Experimental Methods

IL-1, [C2C1Im][SCN], was purchased from IoLiTech (assay >98%, halides <2%). IL-2, [C2C1Im]2[Co(NCS)4], was purchased from KCT-Chemie UG. IL-3 with its nominal composition [C2C1Im]5[Co(NCS)4] [SCN]3 was prepared by mixing IL-1 and IL-2 in a 3:1 molar ratio. Macroscopic samples (ca. 0.5 mL) of the three ILs were placed onto molybdenum sample holders equipped with transferable thermocouples for accurate sample temperature readings and introduced to our new dual analyzer system for surface analysis[22] (DASSA). The ILs were initially heated to 60 °C for ca. 2 h under UHV (base pressure 2 × 10–10 mbar) before scans were taken to drive off any remaining volatile components.

Once degassed, the samples were studied at room temperature (24 °C) and subsequently at −10, −30, −60, and −75 °C, with survey and high-resolution scans at each temperature. Moreover, a cooling and heating cycle from room temperature to 0 °C and back was done for IL-3 in 2 °C steps while recording XP spectra. All spectra were taken using a monochromated Al Kα source. High-resolution scans used a pass energy of 35 eV and a dwell time of 1.5 s with an overall energy resolution of 0.4 eV, while survey scans were recorded with a pass energy of 200 eV and a dwell time of 0.5 s. Angle-resolved XPS (ARXPS) was done by recording spectra simultaneously with one analyzer mounted at 0° (normal emission) and one mounted at 80° (grazing emission), with respect to the surface normal. While 0° electron emission is more bulk sensitive, with 7–9 nm information depth (depending on kinetic energy of the excited photoelectrons), emission at 80° is about six times more surface sensitive, with 1 to 1.5 nm information depth.

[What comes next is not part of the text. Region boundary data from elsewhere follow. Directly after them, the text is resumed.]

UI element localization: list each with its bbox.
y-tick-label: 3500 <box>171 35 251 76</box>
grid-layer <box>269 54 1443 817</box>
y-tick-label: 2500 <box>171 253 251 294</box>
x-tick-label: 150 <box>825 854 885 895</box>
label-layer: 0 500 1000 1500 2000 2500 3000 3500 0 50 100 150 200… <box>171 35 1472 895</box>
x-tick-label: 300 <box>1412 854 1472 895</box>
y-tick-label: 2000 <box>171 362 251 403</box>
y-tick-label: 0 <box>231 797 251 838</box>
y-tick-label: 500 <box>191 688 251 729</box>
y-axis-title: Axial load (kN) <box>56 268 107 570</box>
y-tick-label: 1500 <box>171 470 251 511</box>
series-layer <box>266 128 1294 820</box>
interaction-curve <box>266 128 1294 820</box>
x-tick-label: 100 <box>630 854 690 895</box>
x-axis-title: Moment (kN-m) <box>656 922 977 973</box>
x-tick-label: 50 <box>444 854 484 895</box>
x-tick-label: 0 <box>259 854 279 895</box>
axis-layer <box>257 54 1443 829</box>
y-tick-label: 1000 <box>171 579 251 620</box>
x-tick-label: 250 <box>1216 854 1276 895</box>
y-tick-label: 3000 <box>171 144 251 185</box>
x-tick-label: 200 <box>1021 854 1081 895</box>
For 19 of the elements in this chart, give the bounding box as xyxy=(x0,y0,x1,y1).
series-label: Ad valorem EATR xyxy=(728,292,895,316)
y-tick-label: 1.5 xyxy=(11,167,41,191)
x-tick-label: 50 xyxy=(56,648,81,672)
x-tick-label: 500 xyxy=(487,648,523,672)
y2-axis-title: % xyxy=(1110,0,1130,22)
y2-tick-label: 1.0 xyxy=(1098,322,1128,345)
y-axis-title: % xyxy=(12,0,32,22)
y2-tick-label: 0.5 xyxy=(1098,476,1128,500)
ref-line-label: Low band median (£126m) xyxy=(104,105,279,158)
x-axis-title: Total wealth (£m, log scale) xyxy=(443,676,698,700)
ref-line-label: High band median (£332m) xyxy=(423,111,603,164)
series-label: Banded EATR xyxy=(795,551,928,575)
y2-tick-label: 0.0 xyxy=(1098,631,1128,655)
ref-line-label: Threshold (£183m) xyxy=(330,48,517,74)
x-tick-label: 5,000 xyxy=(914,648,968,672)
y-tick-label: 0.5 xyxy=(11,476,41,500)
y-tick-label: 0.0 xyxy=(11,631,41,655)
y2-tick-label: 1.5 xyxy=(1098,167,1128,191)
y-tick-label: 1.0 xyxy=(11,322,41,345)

Because of minor charging effects even at room temperature, the binding energy values of all spectra were referenced to the N 1s signal of the imidazolium cation being set to 401.82 eV, which is the value measured for IL-2 at room temperature. The nitrogen signal of the counterion was chosen because the imidazolium cation is expected to be least influenced by the complex reaction and provides a sharp and easily distinguishable signal. At temperatures below −60 °C, it was sometimes necessary to use an electron flood gun to counteract peak broadening by inhomogeneous charging when sample solidification occurred.

All imidazolium and ligand core levels could be fitted using simple Pseudo-Voigt functions (70% Gaussian–30% Lorentzian) after Shirley background subtraction.